Иначе за что же бьются сейчас на фронтах миллионы советских солдат, за что страдают тысячи английских и американских юношей, для чего и они, их маленький отряд, скитаются по чужой стране, между жизнью и смертью, бездомные, голодные, изнуренные?

Крутые каменные ступеньки вели на площадку к башне. Между плитами росла трава, цветы просовывали свои яркие головки в щели, пятнистая серая ящерица грелась на круглом куске песчаника. Казалось, коснись этих ступенек, и они раскатятся вот такими же круглыми камнями во все стороны, рассыплются в пыль. Однако Риго отважно ступил на первую и полез вверх, цепкий и ловкий, как обезьяна. Оказавшись на площадке, он махнул рукой:

— Сюда! Отсюда видно все. Даже бог после сотворения мира видел меньше, чем я сейчас.

Михаил полез первым. За ним поднялись остальные.

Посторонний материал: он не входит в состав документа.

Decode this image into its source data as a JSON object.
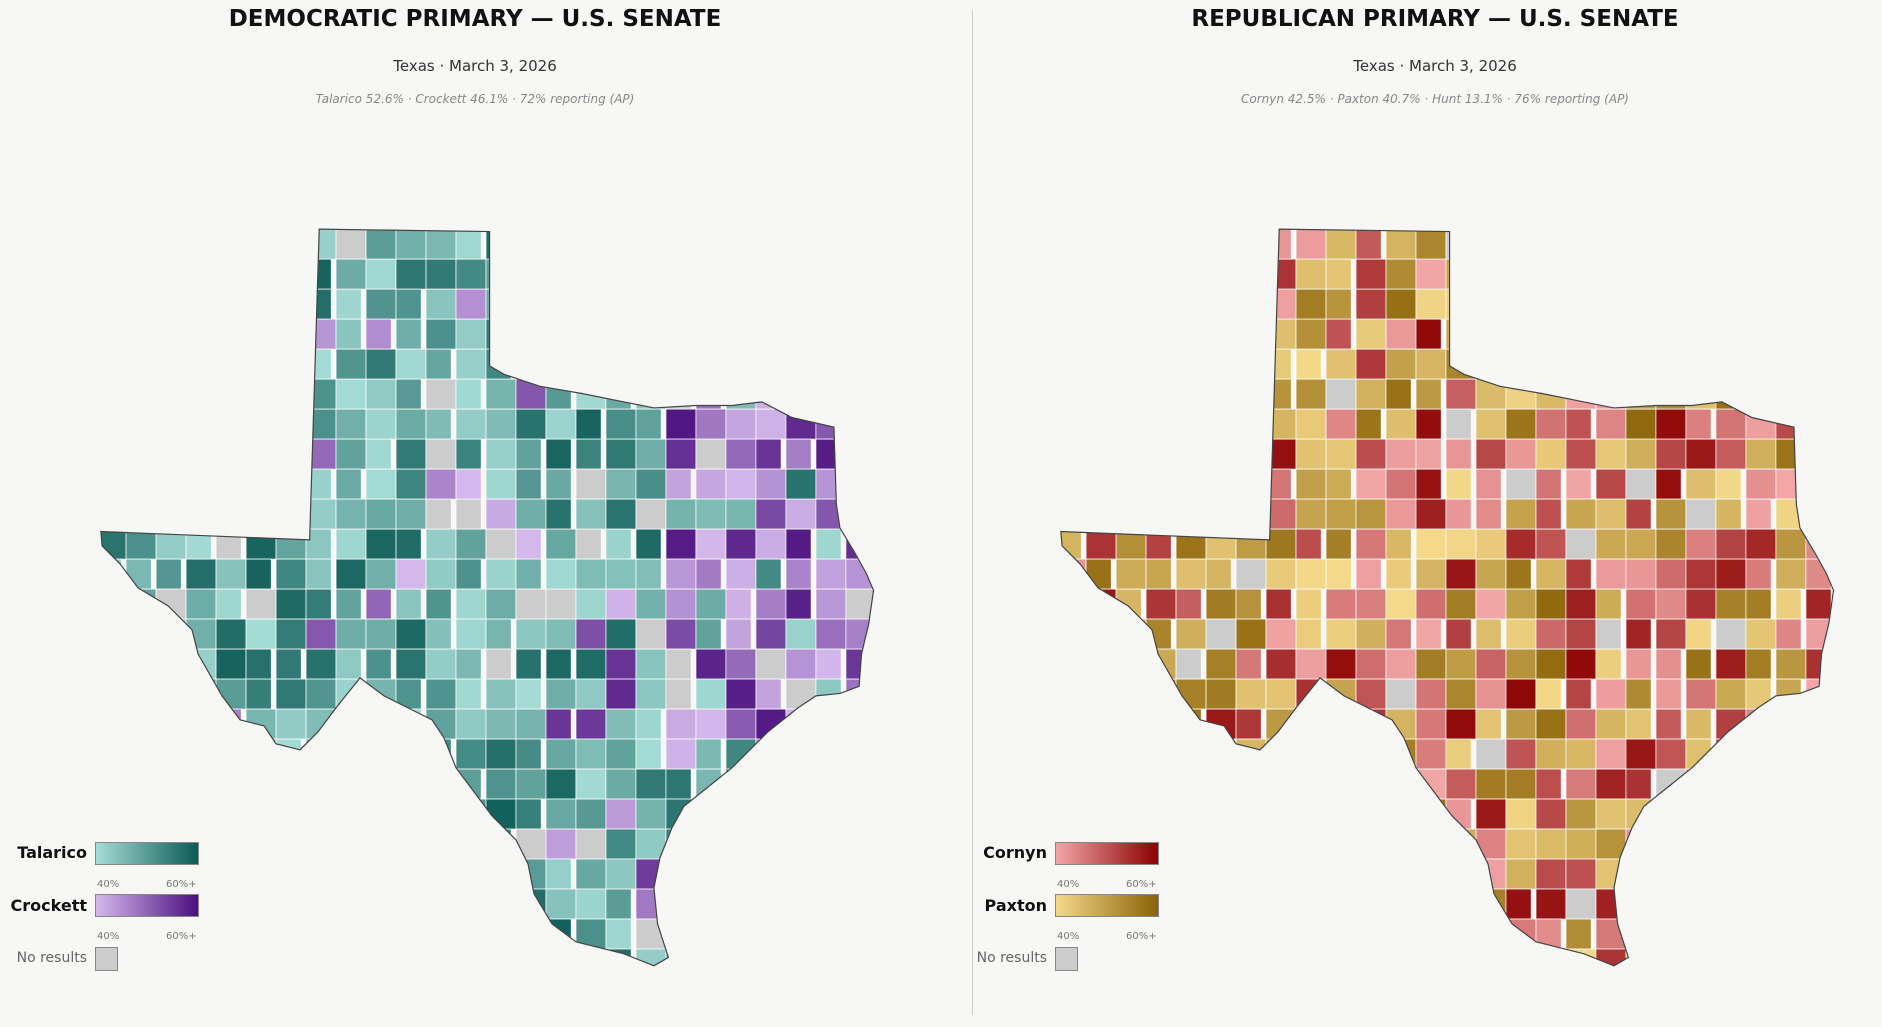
{
  "dem": {
    "title": "DEMOCRATIC PRIMARY — U.S. SENATE",
    "subtitle": "Texas · March 3, 2026",
    "summary": "Talarico 52.6%  ·  Crockett 46.1%  ·  72% reporting (AP)",
    "legend": [
      {
        "name": "Talarico",
        "low": "40%",
        "high": "60%+",
        "color_low": "#a6dcd6",
        "color_high": "#0b5a55"
      },
      {
        "name": "Crockett",
        "low": "40%",
        "high": "60%+",
        "color_low": "#d4b8ec",
        "color_high": "#4a0f7e"
      }
    ],
    "no_results": "No results"
  },
  "rep": {
    "title": "REPUBLICAN PRIMARY — U.S. SENATE",
    "subtitle": "Texas · March 3, 2026",
    "summary": "Cornyn 42.5%  ·  Paxton 40.7%  ·  Hunt 13.1%  ·  76% reporting (AP)",
    "legend": [
      {
        "name": "Cornyn",
        "low": "40%",
        "high": "60%+",
        "color_low": "#f2a6a6",
        "color_high": "#8b0000"
      },
      {
        "name": "Paxton",
        "low": "40%",
        "high": "60%+",
        "color_low": "#f5d98a",
        "color_high": "#8b6206"
      }
    ],
    "no_results": "No results"
  },
  "colors": {
    "no_results": "#cccccc",
    "background": "#f7f7f5"
  },
  "chart_data": {
    "type": "choropleth",
    "region": "Texas counties"
  }
}
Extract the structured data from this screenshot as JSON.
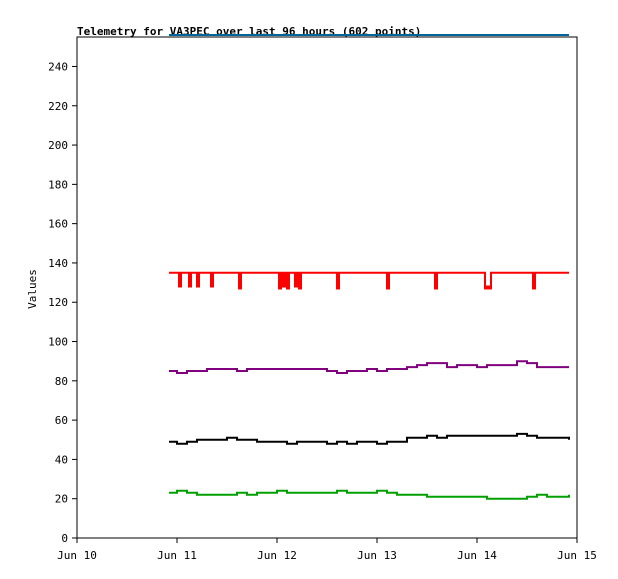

— В этих руинах мы пили с графиней Вильденталь божественный рейнвейн,— прикрыв глаза, проговорил Риго.

— Я бы судил вас после войны как военного преступника,— сказал Михаил.

— Ничего удивительного в этом нет. Вы азиат. А все азиаты жестокие. Это аксиома.

— Спросите европейца Честера.

— Я бы тоже судил,— хмуро проговорил Честер.

— И американца Вернера.

— Наши парни просто набили бы ему морду,— сказал Юджин.

— Вы один из всех нас были в самом выгодном положении,— досказал свою мысль Михаил.

— Кроме господина Корна,— быстро вставил француз.

— Даже он был в худшем положении. Ему пришлось нарушить присягу. Если бы поймали, он погиб бы как изменник. Он не знал, разберутся ли потом — герой он или преступник? А вам во всех случаях была обеспечена героическая смерть.

— Всю жизнь мечтаю о героической смерти,— пан Дулькевич вздохнул.

— У вас был год свободной жизни. Неограниченные возможности. Полная свобода передвижений. Знание местности. Деньги. Оружие.

— У меня не было оружия,— хмуро возразил француз.

— Вы легко могли его достать.

— Не понимаю,— развел руками Риго.— Это что — суд надо мной? Тогда зачем было идти так далеко? Может, вам не хватало романтических аксессуаров? Замок, таинственная долина и загадочное молчание первозданных гор... Вы хотели, чтобы я, как Иисус Христос, сам принес свой крест на Голгофу?

— Ладно, мосье Риго,— остановил его Михаил.

— Мне кажется, что с некоторого времени мы все делаем общее дело,— сказал француз с обидой.— Правда, я не стреляю. Но кто, как не я, перевел вас через Рейн, кто спрятал в горах, кто вывел к подземному заводу?

— Дело у нас общее, взгляды на жизнь разные,— заметил Михаил.

— Вы еще не знаете, какие вулканы могут клокотать в душе Раймонда Риго! Я докажу вам всем, что я настоящий француз. Вас интересует завод?

— Где он?

— Как видите,— засмеялся француз,— даже такая легкомысленная и никому не нужная личность, как Раймонд Риго, может пригодиться. Вы не замечаете никакого завода, верно? Никаких признаков жизни в мертвой долине, не правда ли? Вы даже не можете представить себе, что под вами, внутри горы, кипит работа. Обратите внимание на рощицу вон на той стороне долины. За нею — рабочий поселок. Целый город. Между городом и замаскированными тоннелями в горе протянуты стальные тросы воздушной дороги. Кончится смена, и вы увидите, как над долиной проплывают вагончики с людьми: одних везут домой, других — на завод. За горой — железнодорожная станция. Колея входит прямо в гору. Дальше к самому заводу идет тоннель. По тоннелю вывозят и готовую продукцию. Ни один человек, кроме железнодорожников, не сможет проехать тоннелем. Люди попадают на завод по канатной дороге, другого пути нет. Я был в поселке. В вагончики воздушной дороги можно сесть только на станции, а она расположена тоже в воздухе. Высоко над землей на стальных фермах есть специальные площадки для посадки. Они охраняются эсэсовцами. Пропуска меняются каждый день. Есть цифровой код для нумерации пропусков.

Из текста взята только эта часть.